7. A saliency-aware and self-adaptive snapshot compressive imaging system comprising:
a modulating device including coding masks;
a dynamic image detector; and
a data processor;
wherein the data processor perform image reconstruction and self-adaptive sampling, comprising:
receiving a first compressed measurement signal obtained by projecting a dynamic scene to the modulating device and capturing by the dynamic image detector;
subjecting the first compressed measurement signal to a reconstruction algorithm for image reconstruction;
subjecting the reconstructed image to saliency detection to obtain saliency maps;
calculating a sampling probability based on the saliency maps; and
updating the coding masks of the modulating device with the sampling probability for the compression of a subsequent frame of the captured dynamic scene.

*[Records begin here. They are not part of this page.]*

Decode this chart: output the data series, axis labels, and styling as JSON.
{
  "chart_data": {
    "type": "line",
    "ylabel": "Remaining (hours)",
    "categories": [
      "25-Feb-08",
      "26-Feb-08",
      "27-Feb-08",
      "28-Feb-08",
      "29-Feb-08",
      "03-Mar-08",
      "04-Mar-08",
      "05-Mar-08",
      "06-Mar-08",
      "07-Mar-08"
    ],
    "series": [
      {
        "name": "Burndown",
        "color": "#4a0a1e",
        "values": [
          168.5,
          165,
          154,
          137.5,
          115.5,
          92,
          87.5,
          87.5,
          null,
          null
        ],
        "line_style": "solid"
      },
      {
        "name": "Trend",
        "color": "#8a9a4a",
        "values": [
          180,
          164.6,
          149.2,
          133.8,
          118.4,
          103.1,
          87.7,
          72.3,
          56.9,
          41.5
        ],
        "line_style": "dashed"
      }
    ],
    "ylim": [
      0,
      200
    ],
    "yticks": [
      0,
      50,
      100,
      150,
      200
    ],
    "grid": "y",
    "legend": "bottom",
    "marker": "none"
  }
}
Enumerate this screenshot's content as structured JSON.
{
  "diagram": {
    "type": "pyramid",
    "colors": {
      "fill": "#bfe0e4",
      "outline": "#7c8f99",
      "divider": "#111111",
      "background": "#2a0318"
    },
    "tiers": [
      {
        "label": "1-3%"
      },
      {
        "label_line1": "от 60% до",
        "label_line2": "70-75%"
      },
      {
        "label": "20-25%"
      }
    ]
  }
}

8. The saliency-aware and self-adaptive snapshot compressive imaging system of claim 7, wherein the coding masks comprise first sensing matrices generated by randomly sampling elements from a Bernoulli distribution with probability p=0.5.
9. The saliency-aware and self-adaptive snapshot compressive imaging system of claim 7, wherein the updating the coding masks with the sampling probability comprises:
assigning higher sampling probabilities to image regions with higher salient events according to the saliency maps;
assigning lower sampling probabilities to image regions with lower salient events according to the saliency maps; and
assigning a fixed probability to image regions without salient events according to the saliency maps.
10. The saliency-aware and self-adaptive snapshot compressive imaging system of claim 7, wherein the average peak signal-to-noise ratio of the reconstruction results is increased by 0.2 to 0.5 dB compared to reconstruction results of a non-saliency-aware and non-self-adaptive snapshot compressive imaging system.
11. The saliency-aware and self-adaptive snapshot compressive imaging system of claim 7, wherein the average structural similarity index of the reconstruction results is increased by 0.01 to 0.03 compared to reconstruction results of a non-saliency-aware and non-self-adaptive snapshot compressive imaging system.
12. The saliency-aware and self-adaptive snapshot compressive imaging system of claim 7, wherein the average processing speed of the dynamic scene by the data processor is below 300 fps.